In [8]:
import requests
from bs4 import BeautifulSoup
import random
import time
import json

## First, get genre data from Box Office Mojo's top 200 grossing movies (2025)

### Get the main top 200 page

In [2]:
# getting the first page of 200 movies
page = requests.get("https://www.boxofficemojo.com/chart/top_lifetime_gross/?ref_=bo_cso_ac")
# converting page into readable text file
soup = BeautifulSoup(page.content, "html.parser")
# umcomment to see html as text file
# print(soup.prettify())

### Retrieve the URLs for all of the top 200 movies on Box Office Mojo

In [3]:
# creating an empty list to store individual movies' websites
websites = []

# looping through links on the page to get a list of links for each movie
for link in soup.find_all('a', class_="a-link-normal")[15:415]:
    if "title" in link.get('href'):
       websites.append("https://www.boxofficemojo.com/" + link.get('href')) # concatenating main html link with query string  

### Extracting the raw genre data from the retrieved movie websites

In [None]:
# Title and genre extraction for one website
# Create empty lists for extracted titles and genres (not processed yet)
titles = []
genres = []

# Extract the raw data for each movie
for website in websites:
    print(f"Scraping site {website}")
    page = requests.get(website)
    soup = BeautifulSoup(page.content, "html.parser")
    # Pull the data from the move's website
    # Extract the title
    title = soup.find_all("h1", class_="a-size-extra-large")
    genres_div = soup.find_all('div', class_='a-section a-spacing-none')
    for section in genres_div:
        if "Genres" in section.find_all('span')[0]:
            genres_span = section.find_all('span')[1]

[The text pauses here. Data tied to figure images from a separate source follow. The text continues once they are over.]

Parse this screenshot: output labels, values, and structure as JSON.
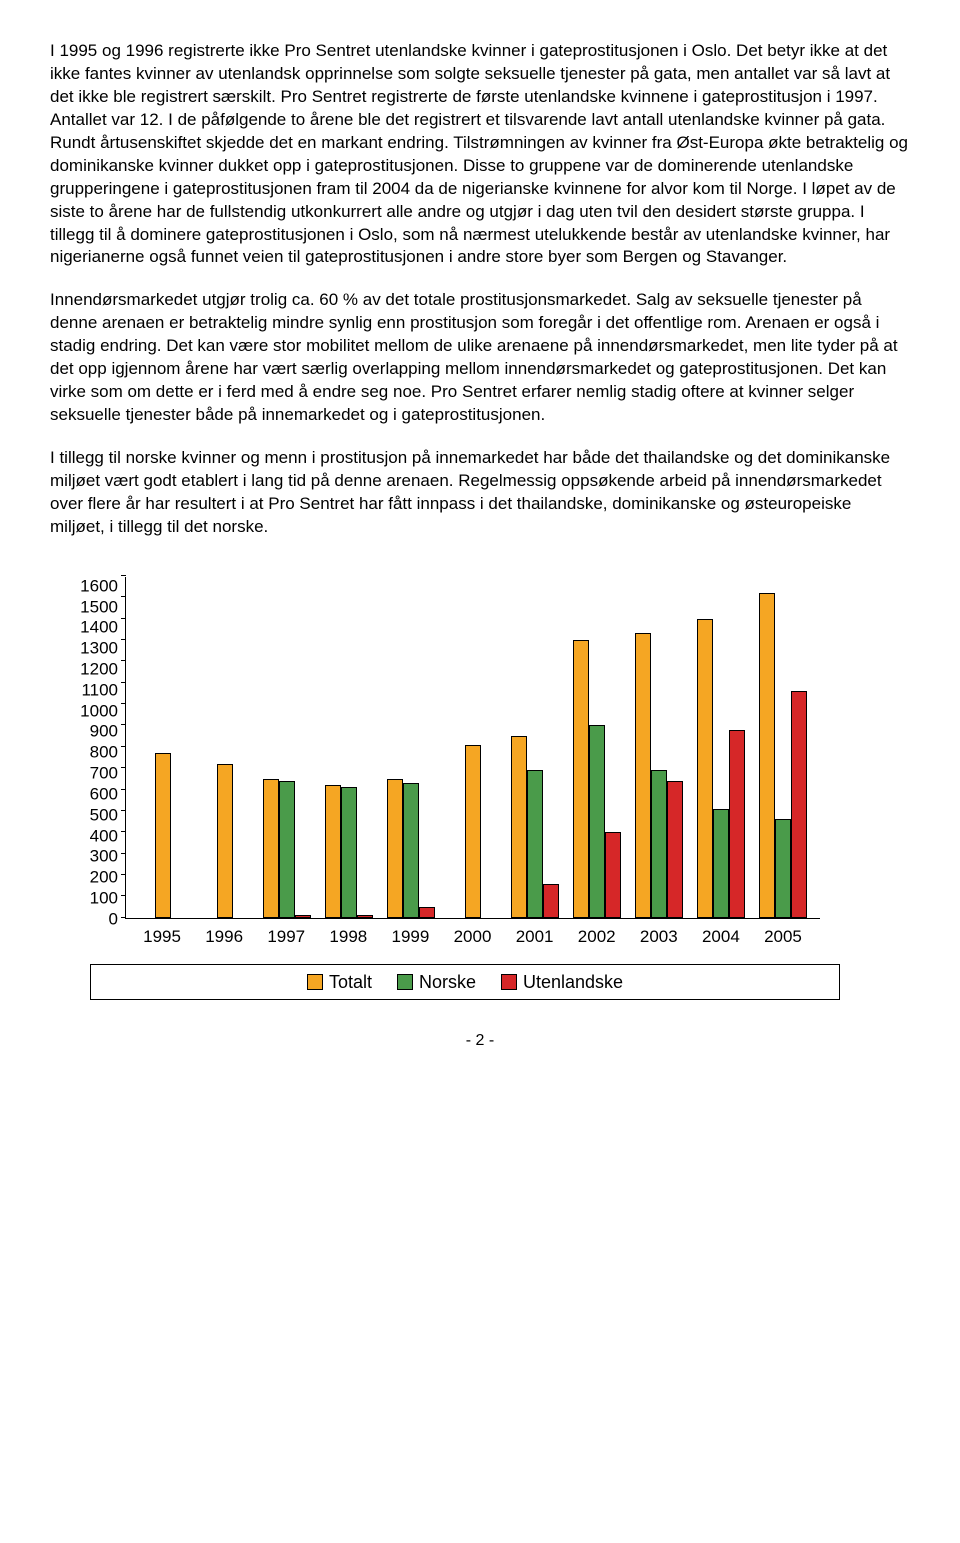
{
  "paragraphs": {
    "p1": "I 1995 og 1996 registrerte ikke Pro Sentret utenlandske kvinner i gateprostitusjonen i Oslo. Det betyr ikke at det ikke fantes kvinner av utenlandsk opprinnelse som solgte seksuelle tjenester på gata, men antallet var så lavt at det ikke ble registrert særskilt. Pro Sentret registrerte de første utenlandske kvinnene i gateprostitusjon i 1997. Antallet var 12. I de påfølgende to årene ble det registrert et tilsvarende lavt antall utenlandske kvinner på gata. Rundt årtusenskiftet skjedde det en markant endring. Tilstrømningen av kvinner fra Øst-Europa økte betraktelig og dominikanske kvinner dukket opp i gateprostitusjonen. Disse to gruppene var de dominerende utenlandske grupperingene i gateprostitusjonen fram til 2004 da de nigerianske kvinnene for alvor kom til Norge. I løpet av de siste to årene har de fullstendig utkonkurrert alle andre og utgjør i dag uten tvil den desidert største gruppa. I tillegg til å dominere gateprostitusjonen i Oslo, som nå nærmest utelukkende består av utenlandske kvinner, har nigerianerne også funnet veien til gateprostitusjonen i andre store byer som Bergen og Stavanger.",
    "p2": "Innendørsmarkedet utgjør trolig ca. 60 % av det totale prostitusjonsmarkedet. Salg av seksuelle tjenester på denne arenaen er betraktelig mindre synlig enn prostitusjon som foregår i det offentlige rom. Arenaen er også i stadig endring. Det kan være stor mobilitet mellom de ulike arenaene på innendørsmarkedet, men lite tyder på at det opp igjennom årene har vært særlig overlapping mellom innendørsmarkedet og gateprostitusjonen. Det kan virke som om dette er i ferd med å endre seg noe. Pro Sentret erfarer nemlig stadig oftere at kvinner selger seksuelle tjenester både på innemarkedet og i gateprostitusjonen.",
    "p3": "I tillegg til norske kvinner og menn i prostitusjon på innemarkedet har både det thailandske og det dominikanske miljøet vært godt etablert i lang tid på denne arenaen. Regelmessig oppsøkende arbeid på innendørsmarkedet over flere år har resultert i at Pro Sentret har fått innpass i det thailandske, dominikanske og østeuropeiske miljøet, i tillegg til det norske."
  },
  "chart": {
    "type": "bar",
    "ymax": 1600,
    "ymin": 0,
    "ystep": 100,
    "yticks": [
      "1600",
      "1500",
      "1400",
      "1300",
      "1200",
      "1100",
      "1000",
      "900",
      "800",
      "700",
      "600",
      "500",
      "400",
      "300",
      "200",
      "100",
      "0"
    ],
    "years": [
      "1995",
      "1996",
      "1997",
      "1998",
      "1999",
      "2000",
      "2001",
      "2002",
      "2003",
      "2004",
      "2005"
    ],
    "series": {
      "totalt": {
        "label": "Totalt",
        "color": "#f5a623",
        "values": [
          770,
          720,
          650,
          620,
          650,
          810,
          850,
          1300,
          1330,
          1400,
          1520
        ]
      },
      "norske": {
        "label": "Norske",
        "color": "#4a9b4a",
        "values": [
          null,
          null,
          640,
          610,
          630,
          null,
          690,
          900,
          690,
          510,
          460
        ]
      },
      "utenlandske": {
        "label": "Utenlandske",
        "color": "#d62728",
        "values": [
          null,
          null,
          12,
          15,
          50,
          null,
          160,
          400,
          640,
          880,
          1060
        ]
      }
    },
    "bar_border": "#000000",
    "axis_color": "#000000"
  },
  "page_number": "- 2 -"
}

    # Store the extracted title and genres
    titles.append(title[0].text)
    genres.append(genres_span.text)

    # Add a randomized 1-3 second delay to avoid getting blocked by the site
    time.sleep(random.randint(0,3))

print("All done!")

Scraping site https://www.boxofficemojo.com//title/tt2488496/?ref_=bo_cso_table_1
Scraping site https://www.boxofficemojo.com//title/tt4154796/?ref_=bo_cso_table_2
Scraping site https://www.boxofficemojo.com//title/tt10872600/?ref_=bo_cso_table_3
Scraping site https://www.boxofficemojo.com//title/tt0499549/?ref_=bo_cso_table_4
Scraping site https://www.boxofficemojo.com//title/tt1745960/?ref_=bo_cso_table_5
Scraping site https://www.boxofficemojo.com//title/tt1825683/?ref_=bo_cso_table_6
Scraping site https://www.boxofficemojo.com//title/tt1630029/?ref_=bo_cso_table_7
Scraping site https://www.boxofficemojo.com//title/tt4154756/?ref_=bo_cso_table_8
Scraping site https://www.boxofficemojo.com//title/tt0120338/?ref_=bo_cso_table_9
Scraping site https://www.boxofficemojo.com//title/tt0369610/?ref_=bo_cso_table_10
Scraping site https://www.boxofficemojo.com//title/tt22022452/?ref_=bo_cso_table_11
Scraping site https://www.boxofficemojo.com//title/tt6263850/?ref_=bo_cso_table_12
Scraping si

### Processing the genre data and creating a data dictionary

In [None]:
# Create dict for movie titles and genres
movies_and_genres = {}

# Clean up the genres into a list of strings of each genre
for i in range(len(genres)):
    genre = genres[i]
    # Remove the extraneous spaces from the string
    genre_no_space = genre.replace(" ", "")
    # Remove new lines and leave as a space to allow easy splitting into list
    genre_no_break = genre_no_space.replace("\n", " ")
    # Split string into a list
    genre_list = genre_no_break.split()
    # Append the cleaned genre list to the dictionary with the title
    movies_and_genres[titles[i]] = genre_list

{'Star Wars: Episode VII - The Force Awakens (2015)': ['Action', 'Adventure', 'Sci-Fi'], 'Avengers: Endgame (2019)': ['Action', 'Adventure', 'Sci-Fi'], 'Spider-Man: No Way Home (2021)': ['Action', 'Adventure', 'Fantasy', 'Sci-Fi'], 'Avatar (2009)': ['Action', 'Adventure', 'Fantasy', 'Sci-Fi'], 'Top Gun: Maverick (2022)': ['Action', 'Drama'], 'Black Panther (2018)': ['Action', 'Adventure', 'Sci-Fi'], 'Avatar: The Way of Water (2022)': ['Action', 'Adventure', 'Fantasy', 'Sci-Fi'], 'Avengers: Infinity War (2018)': ['Action', 'Adventure', 'Sci-Fi'], 'Titanic (1997)': ['Drama', 'Romance'], 'Jurassic World (2015)': ['Action', 'Adventure', 'Sci-Fi'], 'Inside Out 2 (2024)': ['Adventure', 'Animation', 'Comedy', 'Drama', 'Family', 'Fantasy'], 'Deadpool & Wolverine (2024)': ['Action', 'Adventure', 'Comedy', 'Sci-Fi'], 'Barbie (2023)': ['Adventure', 'Comedy', 'Fantasy'], 'The Avengers (2012)': ['Action', 'Sci-Fi'], 'Star Wars: Episode VIII - The Last Jedi (2017)': ['Action', 'Adventure', 'Fantasy'

### Save the genres dictionary to a .txt file for usage later

In [None]:
# Save the dictionary to a file
with open("title_genres.txt", "w") as title_genres:
    title_genres.write(json.dumps(movies_and_genres))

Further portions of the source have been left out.